24/08/2009

Conhecer a proto-história de Lisboa

«Com raras excepções, o cidadão de Lisboa não conhece nem a natureza nem a história do chão que pisa e no qual assentam as fundações do prédio onde vive.
Que sabe ele da sua história para trás do dia em que o malogrado Martim Moniz ficou entalado entre as portas do Castelo? Sabe, de facto, muito pouco. Mas ainda sabe menos de tudo o que aqui aconteceu antes de o primeiro humano ter pisado estas terras, milhares de anos atrás, e do que se passou nesta região há milhões de anos.

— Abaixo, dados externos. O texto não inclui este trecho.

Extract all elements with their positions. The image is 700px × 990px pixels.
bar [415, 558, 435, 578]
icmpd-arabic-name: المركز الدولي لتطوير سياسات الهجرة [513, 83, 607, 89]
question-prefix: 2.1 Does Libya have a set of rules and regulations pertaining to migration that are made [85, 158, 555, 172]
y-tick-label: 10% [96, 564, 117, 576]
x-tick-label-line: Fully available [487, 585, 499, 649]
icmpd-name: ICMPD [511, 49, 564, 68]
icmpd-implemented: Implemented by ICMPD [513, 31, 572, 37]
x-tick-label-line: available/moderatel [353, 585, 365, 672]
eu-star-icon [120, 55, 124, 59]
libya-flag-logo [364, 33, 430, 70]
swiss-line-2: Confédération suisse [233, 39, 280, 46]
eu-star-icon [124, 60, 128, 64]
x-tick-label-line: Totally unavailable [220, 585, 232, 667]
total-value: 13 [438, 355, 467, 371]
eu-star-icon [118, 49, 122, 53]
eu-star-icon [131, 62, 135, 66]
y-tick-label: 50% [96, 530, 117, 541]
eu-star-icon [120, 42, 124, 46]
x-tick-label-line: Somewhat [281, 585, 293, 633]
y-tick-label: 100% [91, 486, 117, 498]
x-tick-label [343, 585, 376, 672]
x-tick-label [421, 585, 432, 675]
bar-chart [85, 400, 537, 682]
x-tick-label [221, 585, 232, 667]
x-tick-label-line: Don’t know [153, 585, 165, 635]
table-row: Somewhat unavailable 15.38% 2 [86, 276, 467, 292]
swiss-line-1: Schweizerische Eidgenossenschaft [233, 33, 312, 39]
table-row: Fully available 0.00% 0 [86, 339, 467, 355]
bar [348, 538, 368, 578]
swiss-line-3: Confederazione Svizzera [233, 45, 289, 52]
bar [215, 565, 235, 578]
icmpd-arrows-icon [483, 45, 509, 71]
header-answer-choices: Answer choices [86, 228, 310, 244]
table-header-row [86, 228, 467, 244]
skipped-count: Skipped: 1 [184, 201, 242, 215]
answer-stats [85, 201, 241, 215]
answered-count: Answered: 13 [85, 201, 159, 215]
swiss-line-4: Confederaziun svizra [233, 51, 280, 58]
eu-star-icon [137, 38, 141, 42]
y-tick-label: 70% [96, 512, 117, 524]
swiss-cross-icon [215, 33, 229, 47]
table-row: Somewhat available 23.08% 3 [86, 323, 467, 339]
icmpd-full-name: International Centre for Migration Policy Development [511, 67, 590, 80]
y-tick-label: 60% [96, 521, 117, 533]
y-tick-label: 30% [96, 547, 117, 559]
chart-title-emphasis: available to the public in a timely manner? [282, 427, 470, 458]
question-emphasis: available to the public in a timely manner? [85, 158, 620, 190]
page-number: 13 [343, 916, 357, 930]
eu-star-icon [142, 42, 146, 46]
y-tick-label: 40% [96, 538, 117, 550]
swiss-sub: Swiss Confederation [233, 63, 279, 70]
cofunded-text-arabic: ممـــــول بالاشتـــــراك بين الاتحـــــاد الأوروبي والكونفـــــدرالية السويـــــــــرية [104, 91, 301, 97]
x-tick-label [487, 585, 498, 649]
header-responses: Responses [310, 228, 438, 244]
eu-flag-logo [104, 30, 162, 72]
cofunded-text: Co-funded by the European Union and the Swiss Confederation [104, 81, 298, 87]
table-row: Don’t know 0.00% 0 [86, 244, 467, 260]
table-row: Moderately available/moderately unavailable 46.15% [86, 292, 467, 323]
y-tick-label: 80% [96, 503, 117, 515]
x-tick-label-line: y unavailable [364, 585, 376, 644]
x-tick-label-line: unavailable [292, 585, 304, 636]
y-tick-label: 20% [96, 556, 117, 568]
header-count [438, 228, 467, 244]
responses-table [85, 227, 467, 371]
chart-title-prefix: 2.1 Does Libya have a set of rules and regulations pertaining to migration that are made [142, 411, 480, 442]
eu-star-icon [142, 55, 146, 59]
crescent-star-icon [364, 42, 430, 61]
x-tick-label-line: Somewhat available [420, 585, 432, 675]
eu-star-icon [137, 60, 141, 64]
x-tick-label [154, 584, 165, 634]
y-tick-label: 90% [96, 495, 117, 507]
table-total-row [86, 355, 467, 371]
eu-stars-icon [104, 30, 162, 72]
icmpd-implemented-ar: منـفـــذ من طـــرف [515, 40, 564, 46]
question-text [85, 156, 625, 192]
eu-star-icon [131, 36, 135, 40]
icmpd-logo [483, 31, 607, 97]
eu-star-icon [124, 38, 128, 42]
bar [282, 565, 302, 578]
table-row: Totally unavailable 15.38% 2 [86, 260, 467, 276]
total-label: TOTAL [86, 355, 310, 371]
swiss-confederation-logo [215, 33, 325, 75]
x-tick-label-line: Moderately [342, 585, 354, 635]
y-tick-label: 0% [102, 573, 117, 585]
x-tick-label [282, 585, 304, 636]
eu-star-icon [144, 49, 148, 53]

Não sabe que o calcário usado na construção dos Jerónimos e da maior parte da cantaria local nasceu num mar muito pouco profundo, de águas mais quentes do que as que hoje banham as nossas praias no pino do Verão.
Nesse mar raso, há cerca de 95 milhões de anos, populações imensas de moluscos com conchas mais espessas do que as das ostras cobriram os fundos e, proliferando umas sobre as outras, edificaram, camada após camada, os estratos de calcário que ainda podemos ver em vários pontos da cidade.
A maioria dos seus habitantes também não sabe que a pedra negra das velhas calçadas da cidade é basalto, ou seja, lava consolidada de vulcões que aqui estiveram em grande actividade há uns 70 milhões de anos. Não se dão conta de que o mar aqui regressou depois, há cerca de 23 milhões de anos, e que aqui se gerou, de novo, um ambiente construtor de calcário.
Por último, não lhes ocorre que as diversas fábricas de cerâmica, hoje desactivadas ou demolidas, que aqui moldaram o barro extraído dos próprios locais, só existiram porque esse mar recuou e passou a haver nesta região, há pouco mais de uma dezena de milhões de anos, uma paisagem aplanada, vestibular de um grande rio, povoada por mastodontes (grandes herbívoros ancestrais dos elefantes), grandes crocodilos e muitos outros animais entretanto extintos, cujas ossadas desenterradas dos respectivos sedimentos são objecto de estudo dos paleontólogos.
Páginas desta história, milagrosamente conservadas na densa malha urbana, são visíveis em alguns raros afloramentos rochosos nas ruas da capital. Porque escaparam ao camartelo ou porque não foram encobertos pelo betão ou pelo asfalto, são testemunhos valiosos que aqui nos ficaram desses tempos antigos.
À semelhança de um qualquer património construído, aceite como um monumento, também certas ocorrências geológicas devem ser entendidas como tal e, assim, merecer-nos a atenção e o cuidado de os legarmos aos vindouros como documentos de um património natural que a civilização, o progresso e, também, a ignorância foram destruindo ou soterrando».